Ottawa City Councillor for Bruyère-Strathcona Ward
- In office 1994–2000
- Preceded by: Richard Cannings Nancy Mitchell
- Succeeded by: Madeleine Meilleur

Personal details
- Born: Ottawa, Ontario
- Occupation: Lawyer

= Stéphane Émard-Chabot =

Canadian politician

Stéphane Émard-Chabot is a former Ottawa city councillor who has served as assistant dean of the University of Ottawa law school since 2001. A native of Sandy Hill, he has a B.Comm and law degree from Ottawa and a degree from École Supérieure de Commerce de Paris. After obtaining his degree he became a professor at La Cité collégiale and also head of the Action Sandy Hill community group.

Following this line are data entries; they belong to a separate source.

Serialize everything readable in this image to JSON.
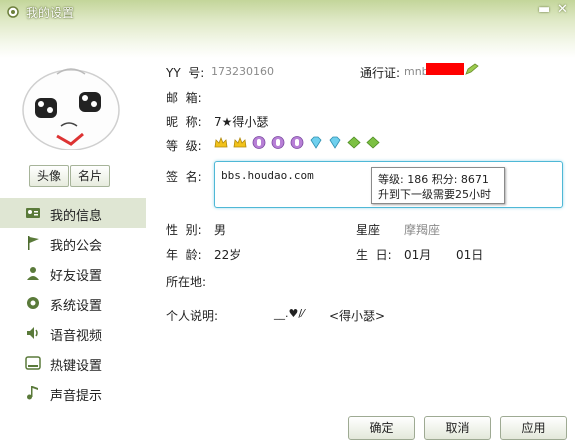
{
  "window": {
    "title": "我的设置"
  },
  "avatar_buttons": {
    "avatar": "头像",
    "card": "名片"
  },
  "nav": [
    {
      "label": "我的信息",
      "icon": "id-card-icon",
      "active": true
    },
    {
      "label": "我的公会",
      "icon": "flag-icon"
    },
    {
      "label": "好友设置",
      "icon": "person-icon"
    },
    {
      "label": "系统设置",
      "icon": "gear-icon"
    },
    {
      "label": "语音视频",
      "icon": "speaker-icon"
    },
    {
      "label": "热键设置",
      "icon": "keyboard-icon"
    },
    {
      "label": "声音提示",
      "icon": "music-note-icon"
    }
  ],
  "profile": {
    "yy_label": "YY  号:",
    "yy_value": "173230160",
    "passport_label": "通行证:",
    "passport_value": "mnb",
    "email_label": "邮  箱:",
    "nickname_label": "昵  称:",
    "nickname_value": "7★得小瑟",
    "level_label": "等  级:",
    "signature_label": "签  名:",
    "signature_value": "bbs.houdao.com",
    "tooltip_line1": "等级: 186 积分: 8671",
    "tooltip_line2": "升到下一级需要25小时",
    "gender_label": "性  别:",
    "gender_value": "男",
    "constellation_label": "星座",
    "constellation_value": "摩羯座",
    "age_label": "年  龄:",
    "age_value": "22岁",
    "birthday_label": "生  日:",
    "birthday_month": "01月",
    "birthday_day": "01日",
    "location_label": "所在地:",
    "note_label": "个人说明:",
    "note_value": "__.♥/⁄",
    "note_value2": "<得小瑟>"
  },
  "level_icons": [
    "crown-icon",
    "crown-icon",
    "moon-icon",
    "moon-icon",
    "moon-icon",
    "diamond-icon",
    "diamond-icon",
    "clover-icon",
    "clover-icon"
  ],
  "buttons": {
    "ok": "确定",
    "cancel": "取消",
    "apply": "应用"
  },
  "colors": {
    "accent": "#4fb8d6",
    "redact": "#ff0000",
    "nav_active": "#dfe6d3"
  }
}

He was elected to city council in 1994 at age 28. Openly gay, one of the first issues the city council faced was whether to recognize Gay Pride Day. Mayor Jacquelin Holzman pushed through a compromise that recognized a generic "Pride Day", much to the displeasure of Émard-Chabot and other councillors. One of the most left wing city councillors, he supported legalizing prostitution. He also led the effort to scrap a municipal bylaw that forced stores to close at 6 p.m. He chose not to run for reelection in 2000, joining a private law firm and opening a boutique on Sussex Drive in Ottawa with his boyfriend. He closed the store three years later.

He was also appointed as chair of the board of directors of the Ottawa Community Housing Corporation in 2000 after leaving politics, but was fired from this position, along with the rest of the board, after a 2004 dispute with city council.

In addition to his work at the University of Ottawa, he has worked with local media (CBC, Radio-Canada and the French-language paper Le Droit) as a municipal affairs columnist.